A staggering number of UK drivers have admitted to regularly doing something that voids car insurance and, more worryingly, could see somebody get seriously hurt. The data comes amid concerns there are too many motorists driving unsafely on our roads.

Churchill said that a huge 10% of drivers who need glasses admit to not wearing them while driving. Not only can this invalidate your insurance policy, but you could cause a crash and potentially harm someone if you don’t have full vision while driving.

As well as this, you could be hit with three penalty points and a £1,000 fine. Further research from Churchill estimates that a million drivers could be breaking a key safety rule every day in the UK- and would fail a 20 metre test.

It is estimated that over one million people are driving with eyesight below the UK legal minimum requirement, Churchill says. They have revealed that some 25% of UK adults have not had an eye test in the past two years – and some 2.8 million people have never had an eye test as an adult.
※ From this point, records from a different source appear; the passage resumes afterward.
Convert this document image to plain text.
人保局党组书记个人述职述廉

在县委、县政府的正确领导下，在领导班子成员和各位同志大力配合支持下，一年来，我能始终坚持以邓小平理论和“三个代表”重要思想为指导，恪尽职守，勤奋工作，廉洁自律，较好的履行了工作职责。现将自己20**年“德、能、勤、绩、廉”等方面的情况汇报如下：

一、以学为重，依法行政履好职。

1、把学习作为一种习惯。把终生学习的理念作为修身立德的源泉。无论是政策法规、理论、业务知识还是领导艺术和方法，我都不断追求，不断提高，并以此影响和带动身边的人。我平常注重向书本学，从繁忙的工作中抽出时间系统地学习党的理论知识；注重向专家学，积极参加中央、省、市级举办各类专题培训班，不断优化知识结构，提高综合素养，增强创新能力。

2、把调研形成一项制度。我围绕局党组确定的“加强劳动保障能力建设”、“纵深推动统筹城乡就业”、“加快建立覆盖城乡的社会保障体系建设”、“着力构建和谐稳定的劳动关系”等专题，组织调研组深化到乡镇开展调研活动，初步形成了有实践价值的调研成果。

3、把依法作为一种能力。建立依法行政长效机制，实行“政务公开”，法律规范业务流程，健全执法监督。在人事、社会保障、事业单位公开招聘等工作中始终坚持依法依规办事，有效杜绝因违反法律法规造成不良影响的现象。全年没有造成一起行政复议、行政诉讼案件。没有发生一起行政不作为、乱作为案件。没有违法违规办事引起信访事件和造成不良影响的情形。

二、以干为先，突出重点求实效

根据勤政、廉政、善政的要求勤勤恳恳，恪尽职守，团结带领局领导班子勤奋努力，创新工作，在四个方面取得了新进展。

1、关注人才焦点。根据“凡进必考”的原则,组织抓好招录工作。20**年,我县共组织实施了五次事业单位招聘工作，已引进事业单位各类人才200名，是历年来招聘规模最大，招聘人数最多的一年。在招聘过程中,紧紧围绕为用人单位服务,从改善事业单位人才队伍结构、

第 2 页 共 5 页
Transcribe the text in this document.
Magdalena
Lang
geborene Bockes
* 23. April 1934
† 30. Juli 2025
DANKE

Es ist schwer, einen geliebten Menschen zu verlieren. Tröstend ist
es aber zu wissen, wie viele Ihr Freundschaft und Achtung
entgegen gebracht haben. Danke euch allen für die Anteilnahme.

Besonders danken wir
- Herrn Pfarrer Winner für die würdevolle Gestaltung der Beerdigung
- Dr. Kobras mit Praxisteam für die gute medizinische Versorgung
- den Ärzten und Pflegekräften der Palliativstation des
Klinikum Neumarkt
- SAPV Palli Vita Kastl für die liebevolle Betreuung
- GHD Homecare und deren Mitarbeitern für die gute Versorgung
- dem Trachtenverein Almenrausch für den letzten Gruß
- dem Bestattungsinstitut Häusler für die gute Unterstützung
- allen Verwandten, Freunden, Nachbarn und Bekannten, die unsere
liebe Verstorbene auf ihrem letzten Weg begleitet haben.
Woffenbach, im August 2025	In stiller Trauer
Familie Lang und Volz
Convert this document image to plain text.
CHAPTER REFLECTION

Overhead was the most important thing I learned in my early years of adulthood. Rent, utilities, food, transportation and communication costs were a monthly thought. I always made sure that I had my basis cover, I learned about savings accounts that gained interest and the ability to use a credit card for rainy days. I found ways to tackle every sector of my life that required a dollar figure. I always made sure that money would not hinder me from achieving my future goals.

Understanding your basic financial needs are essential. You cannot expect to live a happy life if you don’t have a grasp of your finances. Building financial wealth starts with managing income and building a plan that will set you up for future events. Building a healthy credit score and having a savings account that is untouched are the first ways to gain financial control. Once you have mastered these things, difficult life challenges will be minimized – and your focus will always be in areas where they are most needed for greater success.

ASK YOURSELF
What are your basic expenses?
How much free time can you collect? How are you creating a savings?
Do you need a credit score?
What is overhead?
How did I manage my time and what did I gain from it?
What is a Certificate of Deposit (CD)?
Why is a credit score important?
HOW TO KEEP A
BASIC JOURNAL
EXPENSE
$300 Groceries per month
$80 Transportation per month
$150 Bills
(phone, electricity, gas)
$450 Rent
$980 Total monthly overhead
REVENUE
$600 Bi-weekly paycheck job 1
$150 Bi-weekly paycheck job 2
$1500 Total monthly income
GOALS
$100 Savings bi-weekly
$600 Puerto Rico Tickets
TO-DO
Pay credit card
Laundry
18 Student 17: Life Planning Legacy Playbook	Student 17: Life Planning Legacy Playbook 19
According to gov.uk, you must be able to read a car number plate made after 1 September 2001 from 20 metres. You can use glasses or contact lenses, if necessary.

As well as this, you need to meet the minimum eyesight standard for driving by having a visual ‘acuity’ of at least decimal 0.5 (6/12) measured on the Snellen scale (again, with glasses or contact lenses, if necessary) using both eyes together or, if you have sight in one eye only, in that eye.

Visual acuity is a measure of the ability of the eye to distinguish shapes and the details of objects at a given distance. You must also have an adequate field of vision – your optician can tell you about this and do a test.

In a sign of how important this is, at the start of your practical driving test you have to correctly read a number plate on a parked vehicle. If you cannot do this, you fail your driving test and the test will not continue. DVLA will be told and your licence will be revoked.

The bad news is that a lot of drivers cannot pass this test. Churchill teamed up with a leading optician to test drivers who have not had an eye examination for more than two years. They found that one in ten were unable to read a number plate from 20 metres, the minimum legal requirement.